SANTA MONICA, Calif. (MarketWatch) — Art collectors are served well by the World Wide Web, allowing them to better compare prices, histories and upcoming auctions, and to buy and sell on the world market at the click of a mouse.
But the agent of change may be the product of change itself: Virtual art is becoming big business, with artworks created online fetching thousands of dollars, and pixel space selling for millions.
Second Life, the virtual world that mimics the real world, has held art auctions fetching big prices. And curiously “real world” galleries have sold artworks based on online creations — capturing the image, enhancing it and transferring it to canvas. (Those pieces reportedly sold for $10,000 each.)
It may all sound strange. But Web companies and galleries, online and off, as well as the traditional art world have all joined the foray in the new, new world of art.
The Museum of Modern Art in New York City is staging an exhibition beginning this month entitled “Design and the Elastic Mind.” It will include all sorts of representations of modernity and the future based on innovation. MOMA says the art derives from “designers’ ability to grasp momentous changes in technology, science and social mores.”
Arts News magazine this month is running a cover story on “The Newest New Media,” as well as several inside features devoted to the subject.
“Blogging has supplanted the construction of personal Web pages. Flickr, which lets you send messages to and connect with fellow shutterbugs, has overtaken Ofoto, a site on which people could just post their photos. Tagging, a method of organizing content via shared interests, has superseded online directories. And constantly updated, user-generated sites like Wikipedia have a cachet that single-author publishing lacks. Now these technologies are breathing life into Web art,” the cover story in the magazine says.
To be sure, new media art isn’t new. In the 1990’s a New York artist famously sold a work of pixel art for a million dollars. And pixel art sales are still prominent: A British man sold a million pixels on his homepage for one dollar apiece; The Wall Street Journal reports a personal finance web site is selling pixels on its site as startup capital; and pixel advertising is growing — literally buying the space on a site.
Those are derivatives of Web art, of course. Real Web art, if anything can be labeled “real” in the virtual world, is comprised of artists taking their crafts into the digital age. This means creating digital images for the screen; byte sized images.
ZERO1, a digital arts festival, will host its second event in San Jose in June and other stagings are held the world over from Berlin to Beijing. Art News notes that The Walker Art Center in Minneapolis and New York’s Museum of Contemporary Art are building collections.
A market reaction
When museums collect, armies of artists can be born. It also means private collectors will take notice and auction houses will carve out niches. Why? Markets are being created.
When long-standing institutions embrace the credibility of new forms of art it means a lot to new artists; their work won’t be fleeting. Works will have the chance to become valued assets of estates, loaned to exhibitions and permanent collections. They may even get to become part of a wealthy person’s passion. Bill Gates, for example, reportedly owns holographic art images.

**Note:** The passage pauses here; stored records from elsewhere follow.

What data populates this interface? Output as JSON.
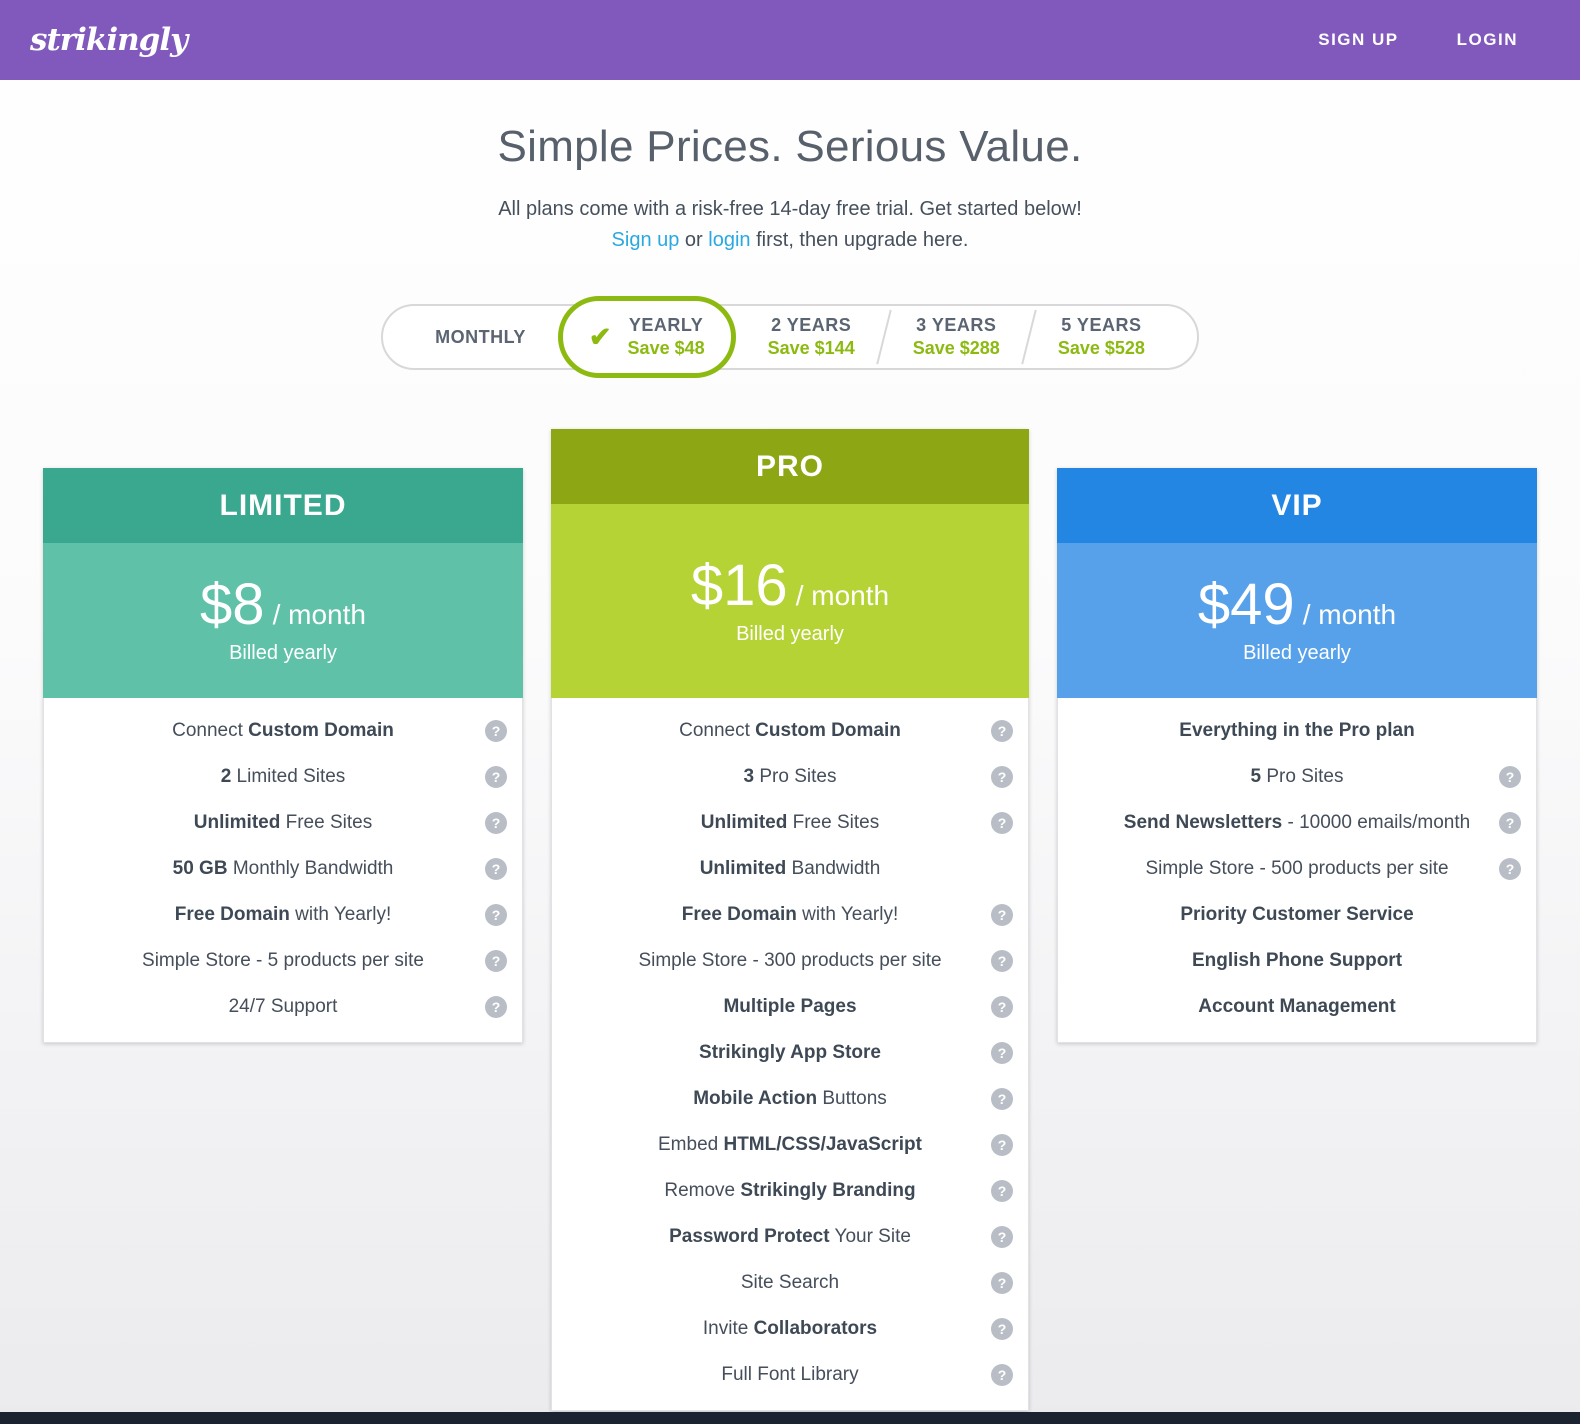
{
  "header": {
    "logo": "strikingly",
    "signup_label": "SIGN UP",
    "login_label": "LOGIN"
  },
  "hero": {
    "title": "Simple Prices. Serious Value.",
    "subtitle": "All plans come with a risk-free 14-day free trial. Get started below!",
    "line2_segments": [
      {
        "text": "Sign up",
        "link": true,
        "name": "signup-inline-link"
      },
      {
        "text": " or ",
        "link": false,
        "name": "line2-text"
      },
      {
        "text": "login",
        "link": true,
        "name": "login-inline-link"
      },
      {
        "text": " first, then upgrade here.",
        "link": false,
        "name": "line2-text"
      }
    ]
  },
  "billing_toggle": {
    "options": [
      {
        "label": "MONTHLY",
        "save": "",
        "selected": false
      },
      {
        "label": "YEARLY",
        "save": "Save $48",
        "selected": true
      },
      {
        "label": "2 YEARS",
        "save": "Save $144",
        "selected": false
      },
      {
        "label": "3 YEARS",
        "save": "Save $288",
        "selected": false
      },
      {
        "label": "5 YEARS",
        "save": "Save $528",
        "selected": false
      }
    ]
  },
  "plans": [
    {
      "name": "LIMITED",
      "price": "$8",
      "per": "/ month",
      "billed": "Billed yearly",
      "header_color": "#3aa78f",
      "price_color": "#5ec1a8",
      "featured": false,
      "features": [
        {
          "segments": [
            {
              "text": "Connect ",
              "bold": false
            },
            {
              "text": "Custom Domain",
              "bold": true
            }
          ],
          "help": true
        },
        {
          "segments": [
            {
              "text": "2",
              "bold": true
            },
            {
              "text": " Limited Sites",
              "bold": false
            }
          ],
          "help": true
        },
        {
          "segments": [
            {
              "text": "Unlimited",
              "bold": true
            },
            {
              "text": " Free Sites",
              "bold": false
            }
          ],
          "help": true
        },
        {
          "segments": [
            {
              "text": "50 GB",
              "bold": true
            },
            {
              "text": " Monthly Bandwidth",
              "bold": false
            }
          ],
          "help": true
        },
        {
          "segments": [
            {
              "text": "Free Domain",
              "bold": true
            },
            {
              "text": " with Yearly!",
              "bold": false
            }
          ],
          "help": true
        },
        {
          "segments": [
            {
              "text": "Simple Store - 5 products per site",
              "bold": false
            }
          ],
          "help": true
        },
        {
          "segments": [
            {
              "text": "24/7 Support",
              "bold": false
            }
          ],
          "help": true
        }
      ]
    },
    {
      "name": "PRO",
      "price": "$16",
      "per": "/ month",
      "billed": "Billed yearly",
      "header_color": "#8da613",
      "price_color": "#b5d335",
      "featured": true,
      "features": [
        {
          "segments": [
            {
              "text": "Connect ",
              "bold": false
            },
            {
              "text": "Custom Domain",
              "bold": true
            }
          ],
          "help": true
        },
        {
          "segments": [
            {
              "text": "3",
              "bold": true
            },
            {
              "text": " Pro Sites",
              "bold": false
            }
          ],
          "help": true
        },
        {
          "segments": [
            {
              "text": "Unlimited",
              "bold": true
            },
            {
              "text": " Free Sites",
              "bold": false
            }
          ],
          "help": true
        },
        {
          "segments": [
            {
              "text": "Unlimited",
              "bold": true
            },
            {
              "text": " Bandwidth",
              "bold": false
            }
          ],
          "help": false
        },
        {
          "segments": [
            {
              "text": "Free Domain",
              "bold": true
            },
            {
              "text": " with Yearly!",
              "bold": false
            }
          ],
          "help": true
        },
        {
          "segments": [
            {
              "text": "Simple Store - 300 products per site",
              "bold": false
            }
          ],
          "help": true
        },
        {
          "segments": [
            {
              "text": "Multiple Pages",
              "bold": true
            }
          ],
          "help": true
        },
        {
          "segments": [
            {
              "text": "Strikingly App Store",
              "bold": true
            }
          ],
          "help": true
        },
        {
          "segments": [
            {
              "text": "Mobile Action",
              "bold": true
            },
            {
              "text": " Buttons",
              "bold": false
            }
          ],
          "help": true
        },
        {
          "segments": [
            {
              "text": "Embed ",
              "bold": false
            },
            {
              "text": "HTML/CSS/JavaScript",
              "bold": true
            }
          ],
          "help": true
        },
        {
          "segments": [
            {
              "text": "Remove ",
              "bold": false
            },
            {
              "text": "Strikingly Branding",
              "bold": true
            }
          ],
          "help": true
        },
        {
          "segments": [
            {
              "text": "Password Protect",
              "bold": true
            },
            {
              "text": " Your Site",
              "bold": false
            }
          ],
          "help": true
        },
        {
          "segments": [
            {
              "text": "Site Search",
              "bold": false
            }
          ],
          "help": true
        },
        {
          "segments": [
            {
              "text": "Invite ",
              "bold": false
            },
            {
              "text": "Collaborators",
              "bold": true
            }
          ],
          "help": true
        },
        {
          "segments": [
            {
              "text": "Full Font Library",
              "bold": false
            }
          ],
          "help": true
        }
      ]
    },
    {
      "name": "VIP",
      "price": "$49",
      "per": "/ month",
      "billed": "Billed yearly",
      "header_color": "#2386e2",
      "price_color": "#57a1ea",
      "featured": false,
      "features": [
        {
          "segments": [
            {
              "text": "Everything in the Pro plan",
              "bold": true
            }
          ],
          "help": false
        },
        {
          "segments": [
            {
              "text": "5",
              "bold": true
            },
            {
              "text": " Pro Sites",
              "bold": false
            }
          ],
          "help": true
        },
        {
          "segments": [
            {
              "text": "Send Newsletters",
              "bold": true
            },
            {
              "text": " - 10000 emails/month",
              "bold": false
            }
          ],
          "help": true
        },
        {
          "segments": [
            {
              "text": "Simple Store - 500 products per site",
              "bold": false
            }
          ],
          "help": true
        },
        {
          "segments": [
            {
              "text": "Priority Customer Service",
              "bold": true
            }
          ],
          "help": false
        },
        {
          "segments": [
            {
              "text": "English Phone Support",
              "bold": true
            }
          ],
          "help": false
        },
        {
          "segments": [
            {
              "text": "Account Management",
              "bold": true
            }
          ],
          "help": false
        }
      ]
    }
  ],
  "icons": {
    "checkmark": "✔",
    "help": "?"
  },
  "colors": {
    "nav_purple": "#8159bd",
    "accent_green": "#8cba10",
    "link_blue": "#2aa9e0",
    "bottom_bar": "#1b2330"
  }
}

Until catalogs set prices for artists and their works, however, digital art values will remain in the eye of the beholder. And that beholder had better have a computer. Digital art only shows on digital platforms.
Art collectors, however, may want to think more seriously about digital art form. We are on the cusp of the Digital Age. How many would have liked to have had been purchasing artworks when other ages (Impressionist, Modern, Post-Modern, etc.) dawned? Everyone, I’m sure.
So now may be the time to create a portfolio of art that could be worth a fortune in the future. And the genius of it is that you can even carry it with you — on your iPhone.